いまの「人間」というのは、感覚器官をそなえ、常に身体の中と外の情報をその感覚器官から得て、細胞をめまぐるしく再生しつつ、物理的空間の中で自分なりのセカイを構築しつつ動いている、生きものですから。生きものである以上、身体というユニット単位で「個人」がある。そのユニットを隔てる壁がなくなってしまうということ。
クラウドにつながった「脳」というのは、身体をなくした、いわばユウレイのような存在ではないのか。世界中に存在する膨大な感覚器官から絶え間なく情報を受取るのにしても、身体に閉じ込められた「個体」であることをやめたときに、「個人」と「全体」の境界は、今の人間が自分について抱いている感覚よりも、ずっとずっとずっと薄いものになっているはず。

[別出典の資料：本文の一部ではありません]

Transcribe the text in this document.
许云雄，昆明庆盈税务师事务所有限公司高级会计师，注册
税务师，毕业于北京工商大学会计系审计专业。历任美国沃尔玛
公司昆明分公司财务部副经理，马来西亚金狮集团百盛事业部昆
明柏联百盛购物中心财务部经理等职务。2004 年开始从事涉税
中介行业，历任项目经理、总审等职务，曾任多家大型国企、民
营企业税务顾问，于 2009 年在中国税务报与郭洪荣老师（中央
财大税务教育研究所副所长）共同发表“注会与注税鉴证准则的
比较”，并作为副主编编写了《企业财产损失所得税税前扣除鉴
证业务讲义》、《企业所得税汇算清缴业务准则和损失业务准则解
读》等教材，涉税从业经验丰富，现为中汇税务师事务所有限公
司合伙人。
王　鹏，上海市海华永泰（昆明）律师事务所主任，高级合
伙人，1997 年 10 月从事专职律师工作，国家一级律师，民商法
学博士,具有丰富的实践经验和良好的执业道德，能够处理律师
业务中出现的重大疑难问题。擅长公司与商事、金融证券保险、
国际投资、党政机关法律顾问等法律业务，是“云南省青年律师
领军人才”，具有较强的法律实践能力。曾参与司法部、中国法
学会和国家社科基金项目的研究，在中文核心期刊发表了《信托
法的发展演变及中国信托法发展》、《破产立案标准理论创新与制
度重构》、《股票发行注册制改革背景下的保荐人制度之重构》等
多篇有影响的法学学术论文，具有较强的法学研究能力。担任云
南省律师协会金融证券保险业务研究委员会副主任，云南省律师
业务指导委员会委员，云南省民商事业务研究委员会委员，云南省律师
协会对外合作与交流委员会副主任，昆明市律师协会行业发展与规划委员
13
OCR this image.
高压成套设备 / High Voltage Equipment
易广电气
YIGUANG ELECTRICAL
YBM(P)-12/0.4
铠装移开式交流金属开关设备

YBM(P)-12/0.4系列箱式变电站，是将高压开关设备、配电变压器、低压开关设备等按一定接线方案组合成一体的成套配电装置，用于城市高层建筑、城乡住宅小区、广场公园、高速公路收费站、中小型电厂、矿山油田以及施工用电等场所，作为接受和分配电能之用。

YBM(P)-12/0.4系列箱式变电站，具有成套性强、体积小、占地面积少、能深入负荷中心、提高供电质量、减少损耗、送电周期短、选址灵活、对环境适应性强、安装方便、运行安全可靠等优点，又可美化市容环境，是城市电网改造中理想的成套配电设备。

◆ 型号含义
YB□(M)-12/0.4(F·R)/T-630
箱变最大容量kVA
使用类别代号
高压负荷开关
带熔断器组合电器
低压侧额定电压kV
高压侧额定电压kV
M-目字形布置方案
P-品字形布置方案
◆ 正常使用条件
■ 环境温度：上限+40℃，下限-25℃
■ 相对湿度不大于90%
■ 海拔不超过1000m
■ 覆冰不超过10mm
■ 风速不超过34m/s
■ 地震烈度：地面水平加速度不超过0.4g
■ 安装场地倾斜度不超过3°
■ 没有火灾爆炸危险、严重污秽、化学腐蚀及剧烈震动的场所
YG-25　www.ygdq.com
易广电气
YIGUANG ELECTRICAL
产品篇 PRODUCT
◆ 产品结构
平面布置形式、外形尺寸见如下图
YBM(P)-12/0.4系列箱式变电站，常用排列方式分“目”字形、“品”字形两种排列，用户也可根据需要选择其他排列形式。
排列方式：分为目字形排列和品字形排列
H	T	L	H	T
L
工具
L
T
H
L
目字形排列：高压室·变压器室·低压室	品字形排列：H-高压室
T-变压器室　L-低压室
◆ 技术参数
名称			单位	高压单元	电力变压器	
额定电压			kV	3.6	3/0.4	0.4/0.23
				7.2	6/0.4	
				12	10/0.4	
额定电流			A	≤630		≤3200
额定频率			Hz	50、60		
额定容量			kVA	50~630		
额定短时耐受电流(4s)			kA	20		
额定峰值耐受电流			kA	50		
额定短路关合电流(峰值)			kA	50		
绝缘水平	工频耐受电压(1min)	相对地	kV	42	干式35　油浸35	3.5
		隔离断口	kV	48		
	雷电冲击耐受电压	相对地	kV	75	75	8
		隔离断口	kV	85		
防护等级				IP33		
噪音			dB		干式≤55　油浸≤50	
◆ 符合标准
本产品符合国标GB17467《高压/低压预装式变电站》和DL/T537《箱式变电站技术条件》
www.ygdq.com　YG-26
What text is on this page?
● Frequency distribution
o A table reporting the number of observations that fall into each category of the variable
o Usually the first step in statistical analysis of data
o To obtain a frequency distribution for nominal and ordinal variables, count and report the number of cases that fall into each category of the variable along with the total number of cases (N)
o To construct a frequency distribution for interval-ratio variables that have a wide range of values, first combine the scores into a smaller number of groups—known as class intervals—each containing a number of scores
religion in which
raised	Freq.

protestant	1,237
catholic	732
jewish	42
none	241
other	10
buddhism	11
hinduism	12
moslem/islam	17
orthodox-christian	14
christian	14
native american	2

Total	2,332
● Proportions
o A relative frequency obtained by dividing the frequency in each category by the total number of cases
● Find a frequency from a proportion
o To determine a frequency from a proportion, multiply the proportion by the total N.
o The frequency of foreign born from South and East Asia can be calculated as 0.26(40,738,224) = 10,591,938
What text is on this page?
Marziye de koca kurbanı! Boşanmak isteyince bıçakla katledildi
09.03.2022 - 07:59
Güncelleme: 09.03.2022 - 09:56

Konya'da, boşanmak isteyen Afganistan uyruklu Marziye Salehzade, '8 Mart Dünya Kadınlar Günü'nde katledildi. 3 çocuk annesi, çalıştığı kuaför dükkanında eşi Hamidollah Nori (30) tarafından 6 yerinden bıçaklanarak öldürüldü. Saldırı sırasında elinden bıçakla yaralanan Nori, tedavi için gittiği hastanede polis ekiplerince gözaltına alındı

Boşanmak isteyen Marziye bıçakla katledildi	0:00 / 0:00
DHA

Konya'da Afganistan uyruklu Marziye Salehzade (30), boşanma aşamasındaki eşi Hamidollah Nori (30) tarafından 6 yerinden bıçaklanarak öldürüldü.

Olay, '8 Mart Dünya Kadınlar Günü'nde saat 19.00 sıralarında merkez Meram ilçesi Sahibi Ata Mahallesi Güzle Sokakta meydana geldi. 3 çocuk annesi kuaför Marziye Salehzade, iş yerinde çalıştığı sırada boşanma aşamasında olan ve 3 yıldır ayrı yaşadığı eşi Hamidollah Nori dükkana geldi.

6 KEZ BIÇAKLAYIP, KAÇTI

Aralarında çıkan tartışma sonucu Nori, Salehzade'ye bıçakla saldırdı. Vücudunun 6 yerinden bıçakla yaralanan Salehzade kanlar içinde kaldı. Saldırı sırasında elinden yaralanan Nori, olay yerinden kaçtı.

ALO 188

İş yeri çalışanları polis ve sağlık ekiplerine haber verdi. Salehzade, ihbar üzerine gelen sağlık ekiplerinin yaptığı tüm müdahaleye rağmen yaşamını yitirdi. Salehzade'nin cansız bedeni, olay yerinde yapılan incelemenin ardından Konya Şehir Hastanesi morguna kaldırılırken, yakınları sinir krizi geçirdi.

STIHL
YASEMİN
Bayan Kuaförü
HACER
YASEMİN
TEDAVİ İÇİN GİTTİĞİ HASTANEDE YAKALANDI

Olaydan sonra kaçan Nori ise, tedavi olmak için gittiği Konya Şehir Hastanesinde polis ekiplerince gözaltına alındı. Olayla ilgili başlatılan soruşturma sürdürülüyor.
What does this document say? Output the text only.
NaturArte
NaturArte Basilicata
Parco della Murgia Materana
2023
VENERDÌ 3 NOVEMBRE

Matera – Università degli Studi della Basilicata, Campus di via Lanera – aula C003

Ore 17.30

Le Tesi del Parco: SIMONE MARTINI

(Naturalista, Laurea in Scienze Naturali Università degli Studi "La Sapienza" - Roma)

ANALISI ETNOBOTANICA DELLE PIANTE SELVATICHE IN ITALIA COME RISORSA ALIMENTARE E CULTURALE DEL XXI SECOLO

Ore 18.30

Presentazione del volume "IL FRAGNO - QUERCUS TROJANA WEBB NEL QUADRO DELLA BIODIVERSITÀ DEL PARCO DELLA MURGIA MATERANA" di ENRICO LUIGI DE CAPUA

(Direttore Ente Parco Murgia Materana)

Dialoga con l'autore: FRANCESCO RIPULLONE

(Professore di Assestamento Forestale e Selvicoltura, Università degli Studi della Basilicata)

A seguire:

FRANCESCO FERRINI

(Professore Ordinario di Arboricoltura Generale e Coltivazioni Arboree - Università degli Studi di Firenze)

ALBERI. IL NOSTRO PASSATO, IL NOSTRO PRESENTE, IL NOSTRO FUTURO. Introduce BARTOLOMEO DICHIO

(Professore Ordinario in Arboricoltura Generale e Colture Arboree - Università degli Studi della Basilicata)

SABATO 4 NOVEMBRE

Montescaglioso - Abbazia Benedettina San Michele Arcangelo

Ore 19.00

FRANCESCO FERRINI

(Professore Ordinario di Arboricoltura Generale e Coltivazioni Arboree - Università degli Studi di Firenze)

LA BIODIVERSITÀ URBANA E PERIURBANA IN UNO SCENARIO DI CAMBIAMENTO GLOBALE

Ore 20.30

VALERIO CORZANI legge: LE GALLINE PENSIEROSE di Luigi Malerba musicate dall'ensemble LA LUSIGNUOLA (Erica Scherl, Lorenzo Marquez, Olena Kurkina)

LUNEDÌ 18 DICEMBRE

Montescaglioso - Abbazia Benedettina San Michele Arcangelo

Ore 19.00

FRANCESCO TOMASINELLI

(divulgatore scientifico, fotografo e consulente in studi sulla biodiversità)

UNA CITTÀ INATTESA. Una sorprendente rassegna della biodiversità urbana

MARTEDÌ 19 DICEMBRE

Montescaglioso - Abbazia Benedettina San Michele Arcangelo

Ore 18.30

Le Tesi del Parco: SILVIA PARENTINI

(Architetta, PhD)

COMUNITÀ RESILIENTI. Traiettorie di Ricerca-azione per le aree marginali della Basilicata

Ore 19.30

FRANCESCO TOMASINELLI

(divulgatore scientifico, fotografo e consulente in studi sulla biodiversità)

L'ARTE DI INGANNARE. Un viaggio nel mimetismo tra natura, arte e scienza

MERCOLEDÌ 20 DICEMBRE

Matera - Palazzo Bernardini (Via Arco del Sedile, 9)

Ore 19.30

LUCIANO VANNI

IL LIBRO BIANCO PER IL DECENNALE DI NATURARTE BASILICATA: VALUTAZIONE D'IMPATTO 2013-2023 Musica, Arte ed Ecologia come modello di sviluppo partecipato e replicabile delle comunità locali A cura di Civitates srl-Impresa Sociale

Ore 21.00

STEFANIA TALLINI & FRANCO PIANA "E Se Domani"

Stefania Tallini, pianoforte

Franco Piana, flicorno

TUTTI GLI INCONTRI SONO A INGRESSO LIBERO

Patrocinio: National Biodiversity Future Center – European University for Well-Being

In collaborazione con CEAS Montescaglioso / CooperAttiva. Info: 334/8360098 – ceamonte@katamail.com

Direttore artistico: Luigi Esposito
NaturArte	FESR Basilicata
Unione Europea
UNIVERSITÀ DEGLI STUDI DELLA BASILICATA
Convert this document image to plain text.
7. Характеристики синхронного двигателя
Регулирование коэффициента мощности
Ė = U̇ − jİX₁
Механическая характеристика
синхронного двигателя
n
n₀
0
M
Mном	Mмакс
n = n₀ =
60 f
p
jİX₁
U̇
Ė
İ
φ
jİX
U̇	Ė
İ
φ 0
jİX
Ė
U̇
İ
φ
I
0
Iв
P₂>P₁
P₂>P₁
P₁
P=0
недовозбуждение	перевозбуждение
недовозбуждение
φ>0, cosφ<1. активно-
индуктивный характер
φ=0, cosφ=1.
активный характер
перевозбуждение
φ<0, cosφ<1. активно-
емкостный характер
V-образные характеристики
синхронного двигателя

蟻の感じている「身体性」というのは、もしかしたら「個体」ではなくて「全体」にシンクロしている部分が多いんじゃないかしら。
クラウドにつながった「次の人類」は、きっと蟻の巣のように考え、行動するのではないか。
あるいは、私たちがまだ知らない、全体の中の個のあり方があるのかもしれませんが。
21世紀はじめの今の社会でも、すでにだんだんとSNSや携帯デバイスを介して人はつながってきていますけど、この流れが徐々に脳内情報ダダ漏れの時代へと「進化」していくのか、どうか。
いまの私たちが、個人情報ダダ漏れの危険に目をつぶってもグーグルなどの便利なサービスを手放せなくなっているように、人は脳内ダダ漏れと引き換えに、身体能力や知識を拡大させていくことを選ぶようになっていくのではないか。
『マトリックス』でトリニティーが数秒でヘリの操縦方法を仮想脳内にダウンロードしたみたいに、だんだんと「学ぶ」方法や「経験」ということの意味が変わっていくのかもしれません。
蟻の写真はなかったので、だいぶ前のスペースニードル写真でした。鳥居のような色の野外彫刻はアレキサンダー・リーバーマンの「Olympic Iliad」。